Former Taliban fighters line up to handover their rifles during a reintegration ceremony at a provincial governor’s compound. The re-integrees formally announced their agreement to join the Afghanistan Peace and Reintegration Program during the ceremony. Department of Defense photograph by Lt. JG Joe Painter/Released.
Russian and Taliban representatives have asserted that the fundamentalist group’s fighters control a growing amount of territory in Afghanistan, including large stretches of the border, while insisting that Taliban gains don’t threaten international security.
The seemingly coordinated statements during a Taliban delegation visit to Moscow were a fresh signal of Russia’s interest in involving itself more deeply in regional security issues related to Afghanistan.
They come with U.S.-led international forces withdrawing from a two-decade war there.
The Russian Foreign Ministry and the Taliban said on July 9 the group controlled two-thirds of the Afghan-Tajik border, a figure that was difficult to corroborate.
The ministry added that Moscow and the Russian-led CSTO military alliance will “act decisively to prevent aggression and provocations” there.
The ministry urged all sides in the ongoing fighting to “show restraint.”
Dozens of Afghan districts have reportedly fallen into Taliban control since U.S.-led international forces officially began their withdrawal from Afghanistan on May 1, leaving forces loyal to Kabul’s fragile government vulnerable to attack.
Afghan security officials have vowed that their troops are mounting counterattacks, and President Joe Biden has assured President Ashraf Ghani’s administration that U.S. forces will stand by Kabul despite the exit of combat forces.
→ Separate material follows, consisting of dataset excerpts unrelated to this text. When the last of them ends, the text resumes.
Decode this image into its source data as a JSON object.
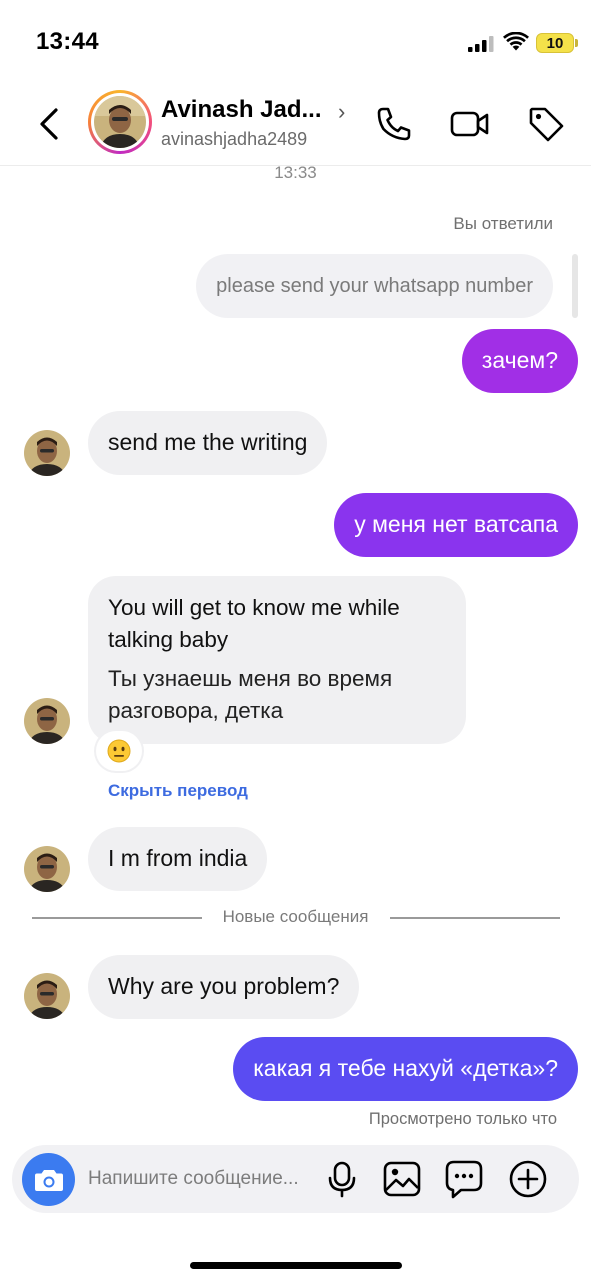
{
  "status_bar": {
    "time": "13:44",
    "battery": "10"
  },
  "header": {
    "name": "Avinash Jad...",
    "chevron": "›",
    "handle": "avinashjadha2489",
    "icons": [
      "back-icon",
      "phone-icon",
      "video-icon",
      "tag-icon"
    ]
  },
  "thread": {
    "timestamp": "13:33",
    "reply_note": "Вы ответили",
    "replied_to": "please send your whatsapp number",
    "messages": [
      {
        "from": "me",
        "text": "зачем?"
      },
      {
        "from": "them",
        "text": "send me the writing"
      },
      {
        "from": "me",
        "text": "у меня нет ватсапа"
      },
      {
        "from": "them",
        "original": "You will get to know me while talking baby",
        "translation": "Ты узнаешь меня во время разговора, детка",
        "reaction": "😐",
        "hide_translation": "Скрыть перевод"
      },
      {
        "from": "them",
        "text": "I m from india"
      },
      {
        "from": "them",
        "text": "Why are you problem?"
      },
      {
        "from": "me",
        "text": "какая я тебе нахуй «детка»?"
      }
    ],
    "new_messages_divider": "Новые сообщения",
    "seen_status": "Просмотрено только что"
  },
  "composer": {
    "placeholder": "Напишите сообщение...",
    "icons": [
      "camera-icon",
      "microphone-icon",
      "gallery-icon",
      "sticker-icon",
      "add-icon"
    ]
  },
  "colors": {
    "accent_purple": "#a12fe6",
    "accent_violet": "#7a3ff0",
    "accent_blue": "#5a4cf2",
    "camera_blue": "#3b7bf0",
    "link_blue": "#3d6be0"
  }
}
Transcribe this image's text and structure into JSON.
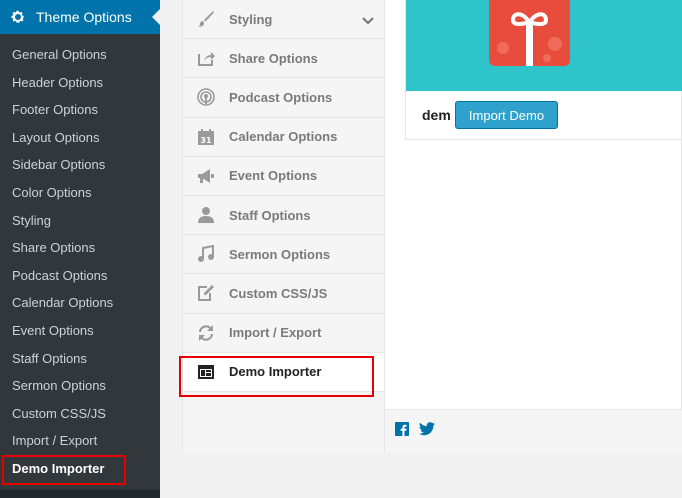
{
  "sidebar": {
    "head_title": "Theme Options",
    "items": [
      {
        "label": "General Options"
      },
      {
        "label": "Header Options"
      },
      {
        "label": "Footer Options"
      },
      {
        "label": "Layout Options"
      },
      {
        "label": "Sidebar Options"
      },
      {
        "label": "Color Options"
      },
      {
        "label": "Styling"
      },
      {
        "label": "Share Options"
      },
      {
        "label": "Podcast Options"
      },
      {
        "label": "Calendar Options"
      },
      {
        "label": "Event Options"
      },
      {
        "label": "Staff Options"
      },
      {
        "label": "Sermon Options"
      },
      {
        "label": "Custom CSS/JS"
      },
      {
        "label": "Import / Export"
      },
      {
        "label": "Demo Importer"
      }
    ],
    "current": "Demo Importer"
  },
  "options_menu": {
    "items": [
      {
        "label": "Styling",
        "icon": "brush-icon"
      },
      {
        "label": "Share Options",
        "icon": "share-icon"
      },
      {
        "label": "Podcast Options",
        "icon": "podcast-icon"
      },
      {
        "label": "Calendar Options",
        "icon": "calendar-icon"
      },
      {
        "label": "Event Options",
        "icon": "megaphone-icon"
      },
      {
        "label": "Staff Options",
        "icon": "person-icon"
      },
      {
        "label": "Sermon Options",
        "icon": "music-icon"
      },
      {
        "label": "Custom CSS/JS",
        "icon": "edit-icon"
      },
      {
        "label": "Import / Export",
        "icon": "refresh-icon"
      },
      {
        "label": "Demo Importer",
        "icon": "layout-icon"
      }
    ],
    "active": "Demo Importer",
    "calendar_icon_day": "31"
  },
  "demo": {
    "name": "dem",
    "import_button": "Import Demo"
  },
  "colors": {
    "accent": "#0073aa",
    "button": "#2ea2cc",
    "highlight": "#e60000",
    "thumb_bg": "#2ec4c9"
  }
}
Biden on July 8 said the U.S. military mission in Afghanistan will conclude on August 31, adding that “speed is safety.”
There have been growing concerns about a possible civil war amid the string of military successes by the Taliban.
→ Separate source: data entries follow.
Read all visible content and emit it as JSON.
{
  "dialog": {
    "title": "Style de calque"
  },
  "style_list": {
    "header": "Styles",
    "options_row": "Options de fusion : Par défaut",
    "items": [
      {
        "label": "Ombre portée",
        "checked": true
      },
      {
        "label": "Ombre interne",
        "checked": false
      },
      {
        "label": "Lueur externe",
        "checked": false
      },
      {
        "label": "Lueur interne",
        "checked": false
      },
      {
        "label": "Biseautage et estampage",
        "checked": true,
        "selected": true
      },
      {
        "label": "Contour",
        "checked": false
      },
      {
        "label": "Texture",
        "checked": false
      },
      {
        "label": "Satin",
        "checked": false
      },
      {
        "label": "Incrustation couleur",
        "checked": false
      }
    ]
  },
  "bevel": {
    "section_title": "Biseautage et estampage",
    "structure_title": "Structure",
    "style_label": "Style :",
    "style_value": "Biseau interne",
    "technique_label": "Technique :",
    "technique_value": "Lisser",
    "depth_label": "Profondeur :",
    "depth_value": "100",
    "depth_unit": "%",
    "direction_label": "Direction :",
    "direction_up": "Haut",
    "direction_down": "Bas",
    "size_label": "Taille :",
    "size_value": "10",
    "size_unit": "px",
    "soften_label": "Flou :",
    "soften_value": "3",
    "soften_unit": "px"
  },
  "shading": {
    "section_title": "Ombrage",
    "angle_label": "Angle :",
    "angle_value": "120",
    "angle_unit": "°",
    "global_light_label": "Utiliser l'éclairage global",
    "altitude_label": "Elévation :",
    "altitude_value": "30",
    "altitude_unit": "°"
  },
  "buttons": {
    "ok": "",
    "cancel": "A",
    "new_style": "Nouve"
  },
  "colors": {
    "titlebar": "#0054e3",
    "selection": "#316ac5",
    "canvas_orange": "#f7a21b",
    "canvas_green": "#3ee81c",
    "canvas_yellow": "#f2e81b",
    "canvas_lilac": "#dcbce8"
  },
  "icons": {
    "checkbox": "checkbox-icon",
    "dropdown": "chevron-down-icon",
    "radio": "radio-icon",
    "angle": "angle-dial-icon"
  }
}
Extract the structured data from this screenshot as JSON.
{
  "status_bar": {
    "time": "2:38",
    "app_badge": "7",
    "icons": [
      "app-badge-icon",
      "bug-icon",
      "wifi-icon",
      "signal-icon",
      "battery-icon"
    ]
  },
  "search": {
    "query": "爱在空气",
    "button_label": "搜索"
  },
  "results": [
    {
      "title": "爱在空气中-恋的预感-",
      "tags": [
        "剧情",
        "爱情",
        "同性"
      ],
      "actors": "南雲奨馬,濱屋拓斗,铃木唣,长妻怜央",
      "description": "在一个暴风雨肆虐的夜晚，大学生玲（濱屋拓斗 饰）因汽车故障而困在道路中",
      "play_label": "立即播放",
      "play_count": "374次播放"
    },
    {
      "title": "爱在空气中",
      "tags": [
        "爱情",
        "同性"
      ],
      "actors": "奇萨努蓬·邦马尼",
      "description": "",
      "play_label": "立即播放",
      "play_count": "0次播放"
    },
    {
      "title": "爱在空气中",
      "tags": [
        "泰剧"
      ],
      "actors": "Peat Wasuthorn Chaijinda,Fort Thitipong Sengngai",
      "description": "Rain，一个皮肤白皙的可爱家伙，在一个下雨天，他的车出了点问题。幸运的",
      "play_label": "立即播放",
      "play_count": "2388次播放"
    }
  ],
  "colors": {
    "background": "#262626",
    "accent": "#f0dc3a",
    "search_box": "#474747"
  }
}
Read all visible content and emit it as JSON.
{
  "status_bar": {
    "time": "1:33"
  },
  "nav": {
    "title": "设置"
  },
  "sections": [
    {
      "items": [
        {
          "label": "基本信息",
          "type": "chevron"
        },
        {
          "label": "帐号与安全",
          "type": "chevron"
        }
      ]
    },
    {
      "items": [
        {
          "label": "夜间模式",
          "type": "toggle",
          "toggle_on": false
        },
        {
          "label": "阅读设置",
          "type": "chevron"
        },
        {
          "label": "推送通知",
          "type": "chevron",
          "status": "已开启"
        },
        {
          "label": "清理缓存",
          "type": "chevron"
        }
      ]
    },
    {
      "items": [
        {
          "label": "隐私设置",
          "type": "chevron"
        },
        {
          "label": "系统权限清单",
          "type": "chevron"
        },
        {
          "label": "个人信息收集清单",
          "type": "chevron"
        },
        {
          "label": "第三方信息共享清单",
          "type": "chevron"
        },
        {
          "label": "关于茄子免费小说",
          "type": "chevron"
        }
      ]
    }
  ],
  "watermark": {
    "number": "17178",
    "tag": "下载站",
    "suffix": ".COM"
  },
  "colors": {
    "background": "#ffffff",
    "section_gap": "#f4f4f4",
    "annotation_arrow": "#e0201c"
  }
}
The Russian Foreign Ministry on July 9 quoted the Taliban as saying the hard-line Islamist group was not seeking to wield complete power in Afghanistan.
But that could be a challenging argument to make as the group continues its recent offensive and imposes its strict form of control over war-weary Afghans in areas already controlled by militants or with memories of brutal Taliban control in the 1990s.
Moscow angered Kabul and hinted at rekindled diplomatic aims in Afghanistan and the region earlier this year by unilaterally inviting the Taliban to talks and suggesting that power-sharing was inevitable.
While the Taliban delegation was in Moscow this week, Russians were involved in parallel talks hosted by Iran on July 8 that included Afghan government and Taliban representatives.
The World Health Organization (WHO) announced on July 9 that there was a 29 percent rise in the number of civilian casualties in Afghanistan in the first quarter of this year compared to 2020.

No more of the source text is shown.